As always, the governor just has a multitude of different public policy items. And of course, the legislature may have a few other pets. They want to try to get through I think a lot but not all are going to be put to the side. And here's the reality. Just philosophically, right? And this is actually important. Those public policy discussions deserve public input. We've locked the capital out to the public. Yes, their voices are heard in part through the legislators that represent them. But those public policy items need to be very thoughtfully, timely discussed. Because, as we know, in the past, and I'm talking about generations, not just this last couple of years, there have been many public policy items that have not been fully vetted in there, you know, the law of unintended consequences, is quite high. So, I think not all will be disbanded, I think most will. And that's a good thing. At the end of the day, we need to focus on making sure that our families are taken care of. We need to focus on protecting everybody and making sure that those who are going to need the care have access to this the governor has done an excellent job in regards to leave Leading us through this process. And most importantly, when I know and I see this as a healthcare professional, this isn't politics. This is listening to the healthcare professionals, listening to the leadership of Dr. Zucker and the large group that he has with him, and then operationalizing, what needs to be done? It's this is what government is supposed to be doing. Now, many people are saying, Well, why is the legislature going back in? Well, at the end of the day, and I've had this philosophy since 2000, when I took over as mayor of the city of Cohoes. Government usually is going to be the last one standing and it should be that's our role. That's our responsibility. We signed up for it now maybe people didn't sign up for this. But the reality is we don't get to pick the issues that we deal with. We have to work through the issues that went that are dealt to us.
Last thing, Assemblyman. People who know you know that you run a pharmacy when you're not in the legislature. I'm just wondering what the scene has been like there over the past couple of weeks.

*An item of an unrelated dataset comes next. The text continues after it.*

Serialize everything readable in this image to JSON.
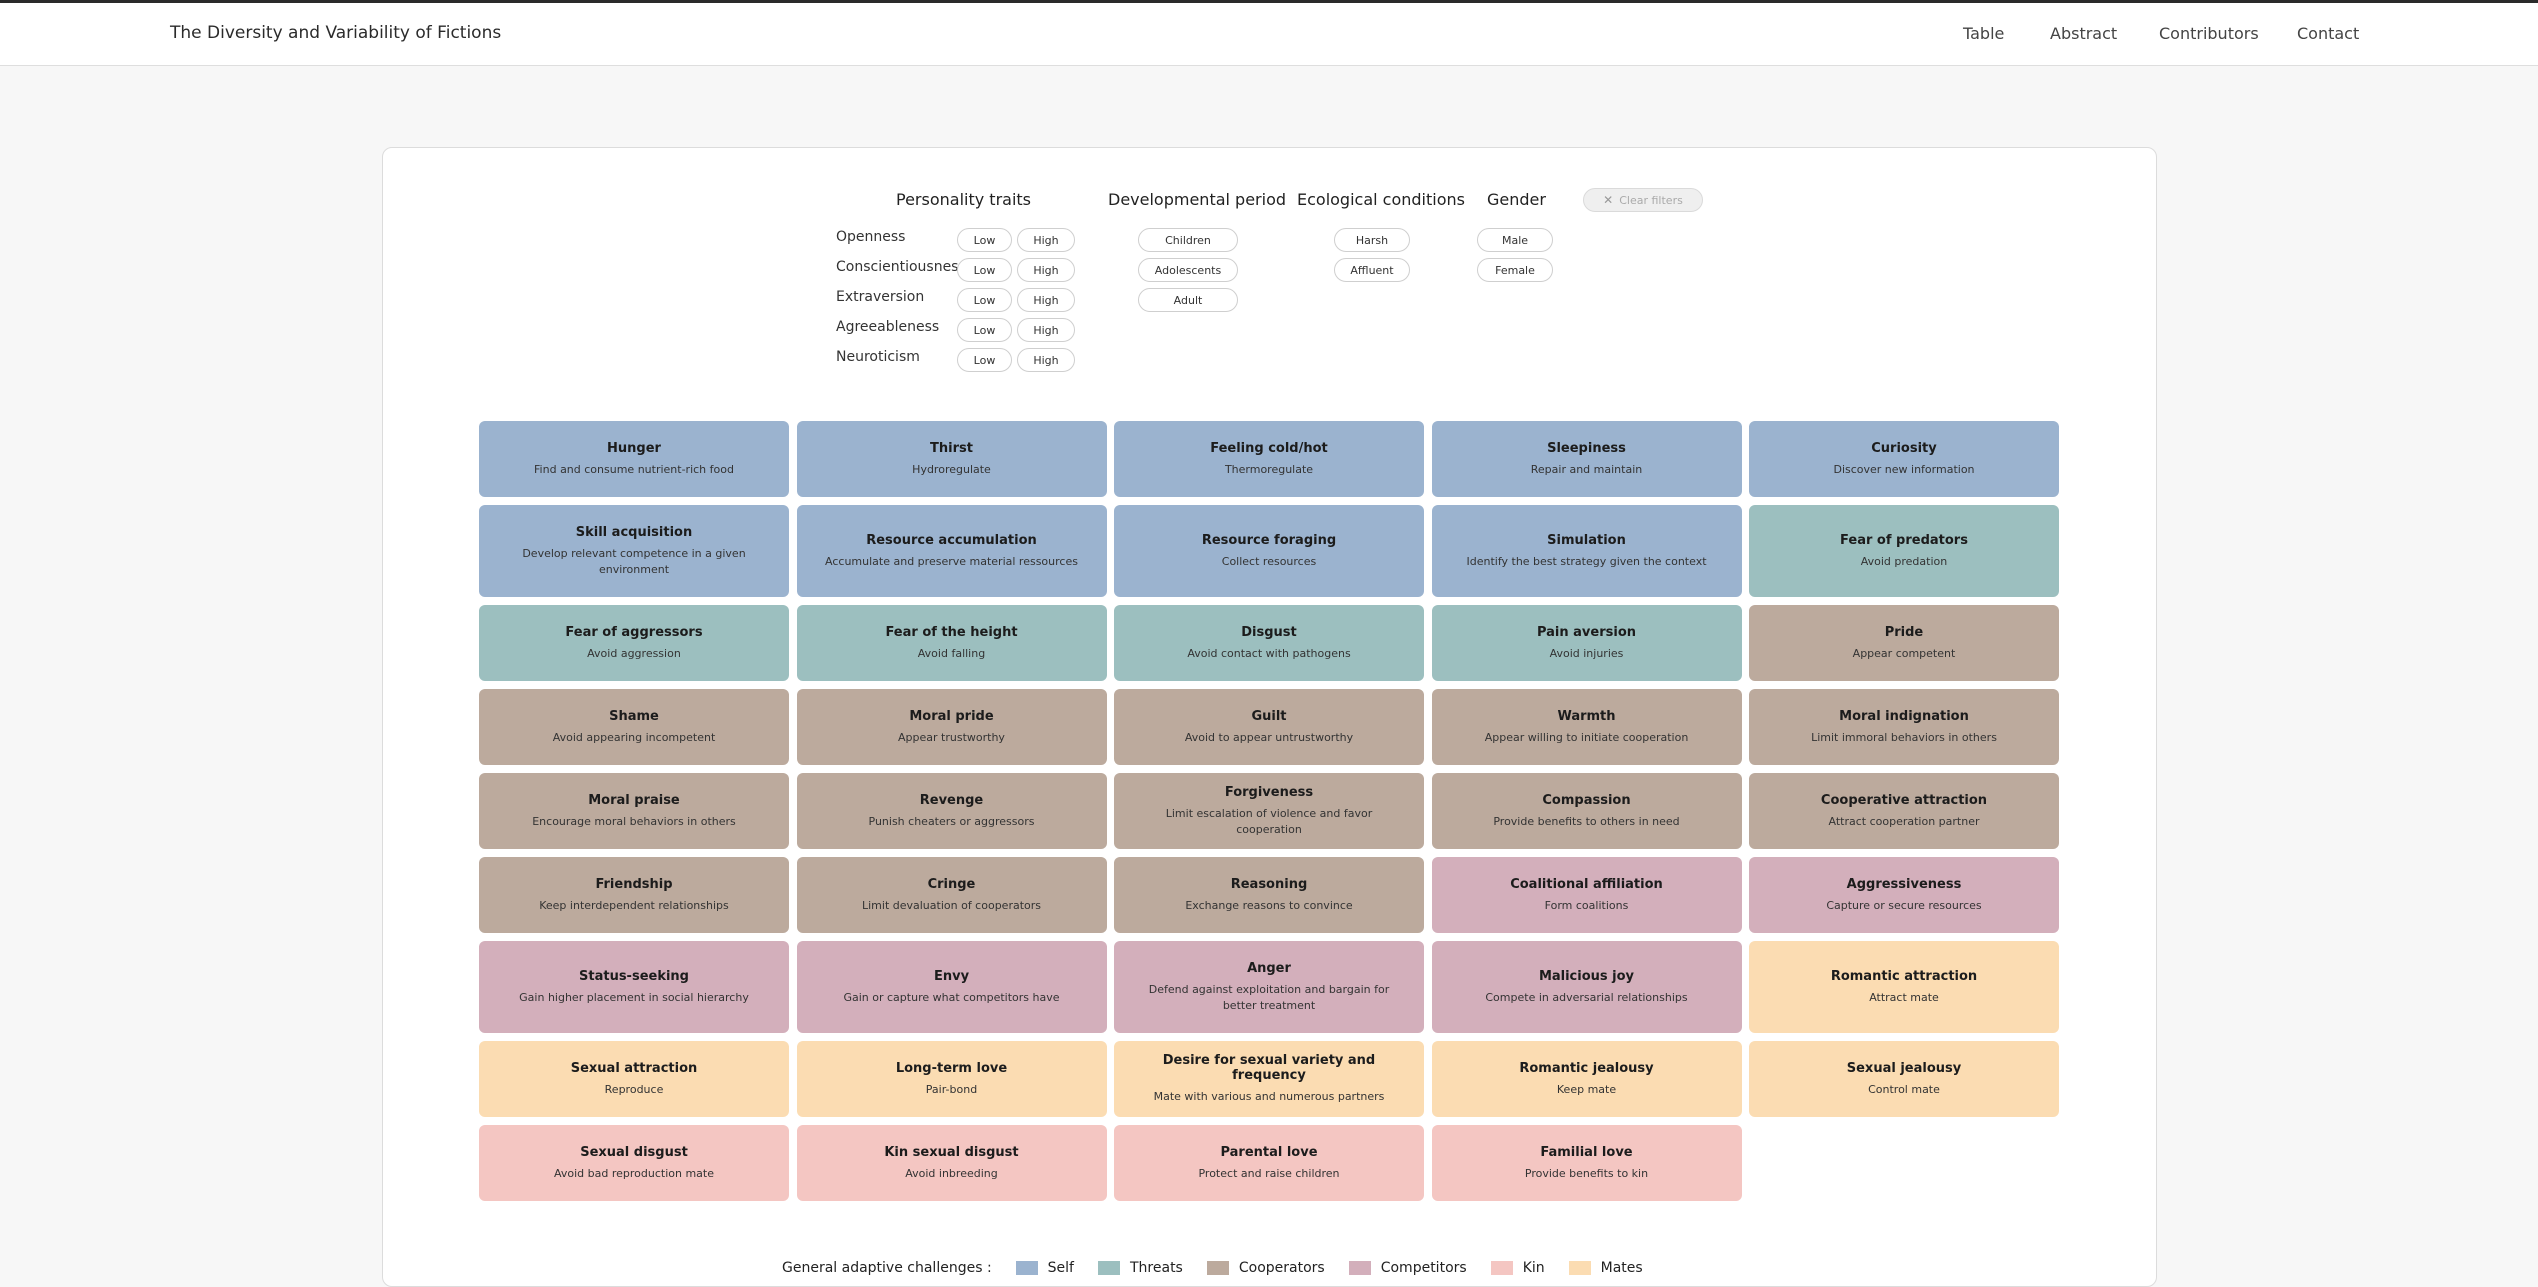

It's been quite busy. Individuals are understandably concerned about medication supply. Obviously, they're cleaned out all hand sanitizer, Kleenex and alcohol that we've ever had. You know, the next wave of issues that are coming up and I'll be talking more about this publicly is medication supply. You know, most people don't realize that a majority of our medications or raw materials come from China, they've been shut down for a couple months, not much is coming from China, and quite honestly, not getting into international politics, it's not like China's gonna want to be doing any favor for United States at this stage of the game. But then the other aspect is, it's outside of China, it's also India. And then we have just the logistics, right, supply chain management, those are major issues. So it doesn't mean everyone should be running to the pharmacy to clear out their medications to make sure they're able to go into hibernation for three months. But it does mean that we need to be very vigilant and thoughtful. The lines at the pharmacy are going to get longer issues with this. So, you know, I liken this whole process to being at the ocean, the waves are going to keep coming. Some waves are gonna be big, some not so bad. But at the end of the day, we need to be braced for it, prepared for it. And hopefully we can ride this wave out.